This is the mail archive of the
gcc@gcc.gnu.org
mailing list for the GCC project.
Re: thoughts on martin's proposed patch for GCC and UTF-8
- To: rms at gnu dot org
- Subject: Re: thoughts on martin's proposed patch for GCC and UTF-8
- From: Zack Weinberg <zack at rabi dot columbia dot edu>
- Date: Wed, 23 Dec 1998 21:11:00 -0500
- cc: zack at rabi dot columbia dot edu, amylaar at cygnus dot co dot uk, martin at mira dot isdn dot cs dot tu-berlin dot de, gcc2 at gnu dot org, egcs at cygnus dot com
On Wed, 23 Dec 1998 18:16:42 -0700 (MST), Richard Stallman wrote:
>The idea of translating everything into UTF-8 is not useful for C.
>
>It is pointless and mistaken to translate symbols to UTF-8. The
>assembler won't accept them in UTF-8, and users who use other
>encodings wouldn't want them in UTF-8 anyway.
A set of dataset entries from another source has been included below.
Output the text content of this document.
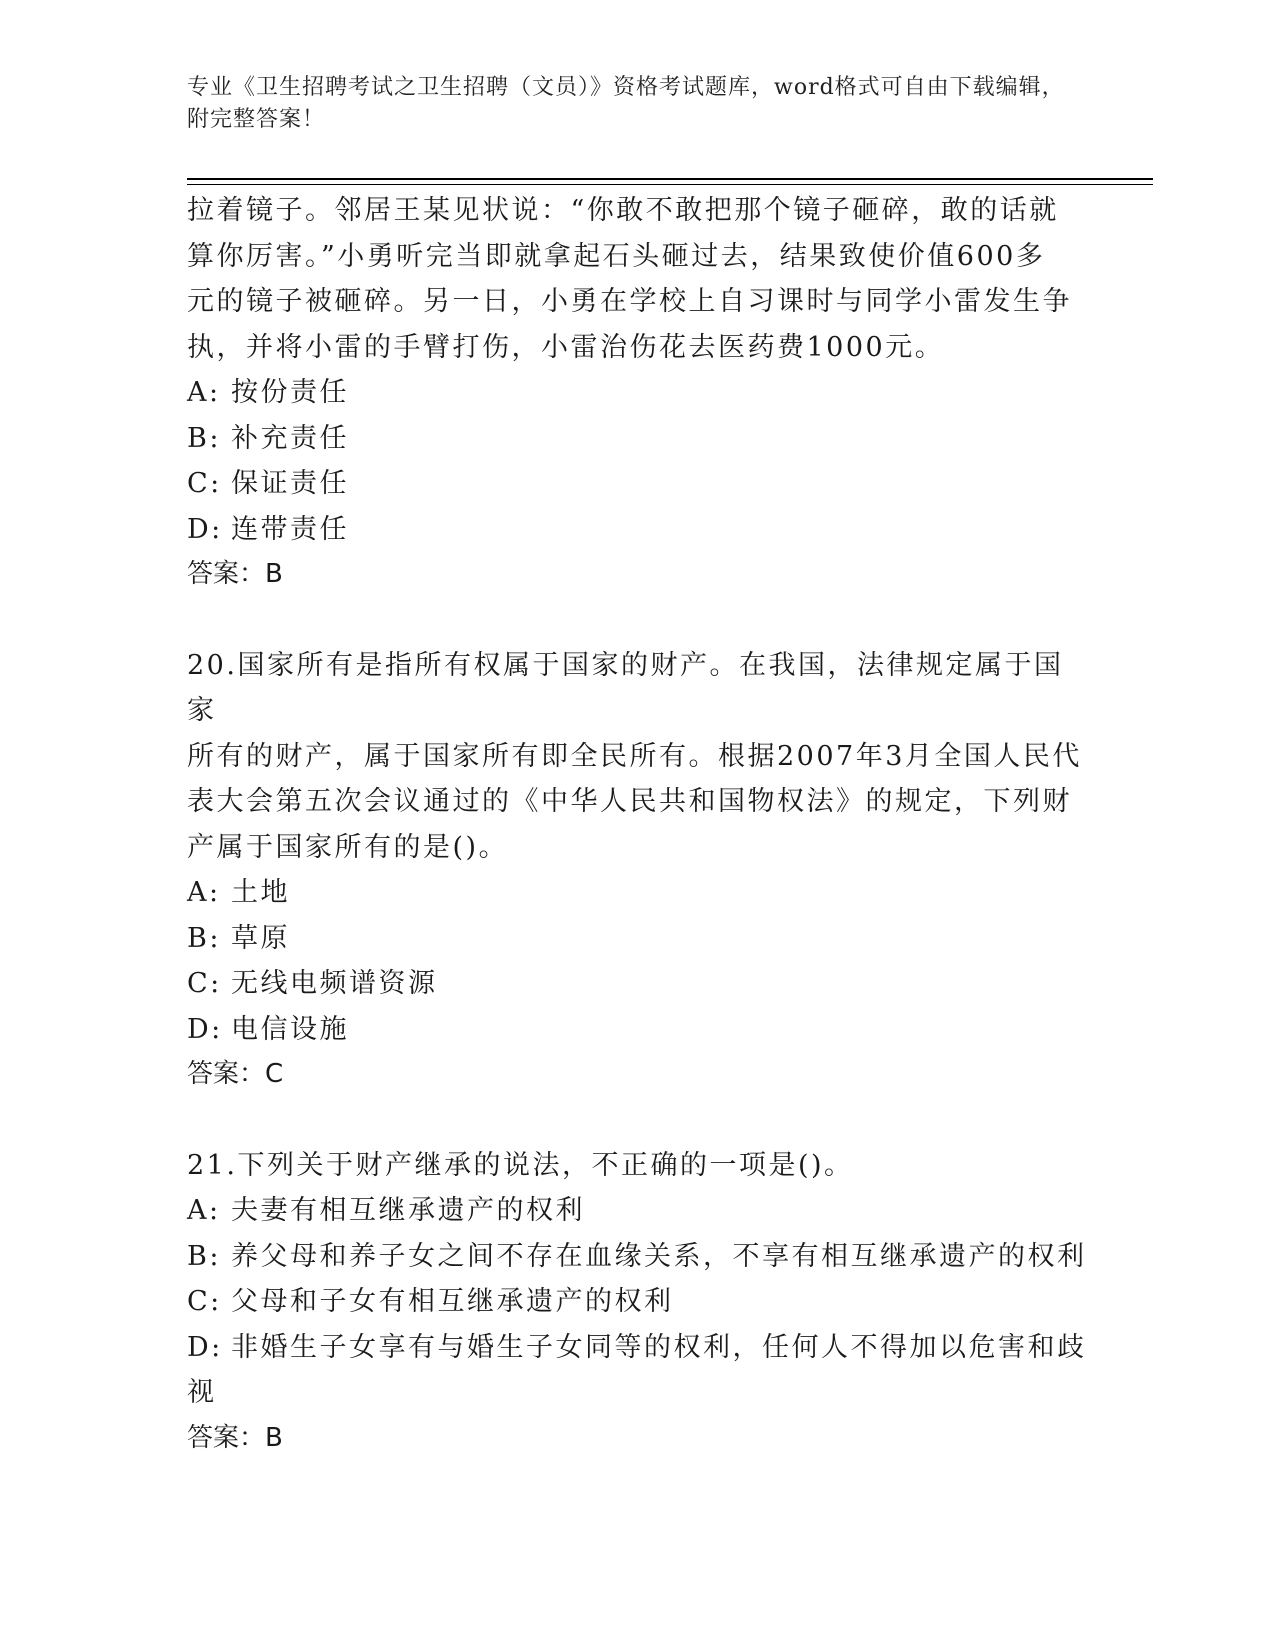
专业《卫生招聘考试之卫生招聘（文员）》资格考试题库，word格式可自由下载编辑，附完整答案！

拉着镜子。邻居王某见状说：“你敢不敢把那个镜子砸碎，敢的话就

算你厉害。”小勇听完当即就拿起石头砸过去，结果致使价值600多

元的镜子被砸碎。另一日，小勇在学校上自习课时与同学小雷发生争

执，并将小雷的手臂打伤，小雷治伤花去医药费1000元。

A: 按份责任

B: 补充责任

C: 保证责任

D: 连带责任

答案：B

20.国家所有是指所有权属于国家的财产。在我国，法律规定属于国家

所有的财产，属于国家所有即全民所有。根据2007年3月全国人民代

表大会第五次会议通过的《中华人民共和国物权法》的规定，下列财

产属于国家所有的是()。

A: 土地

B: 草原

C: 无线电频谱资源

D: 电信设施

答案：C

21.下列关于财产继承的说法，不正确的一项是()。

A: 夫妻有相互继承遗产的权利

B: 养父母和养子女之间不存在血缘关系，不享有相互继承遗产的权利

C: 父母和子女有相互继承遗产的权利

D: 非婚生子女享有与婚生子女同等的权利，任何人不得加以危害和歧

视

答案：B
I think you may have missed a few things. gas has no problem with
symbols in UTF-8 (I am told). ASCII <-> UTF-8 is a no-op, and gcc
does not currently accept non-ASCII identifiers, so no existing code
will be broken by the change. Converting all symbol names to UTF-8 is
desirable for all languages for two reasons. First, Java requires
this and we want to be able to link modules written in Java with
modules written in any other language supported by gcc. Second, we
want to be able to link modules written in encoding X with other
modules in encoding Y. One way translation of all identifiers to UTF8
achieves this.
>It is pointless and buggy to translate strings to UTF-8 and then
>translate them back. As Handa pointed out, it's impossible to
>translate them back.
No argument here.
zw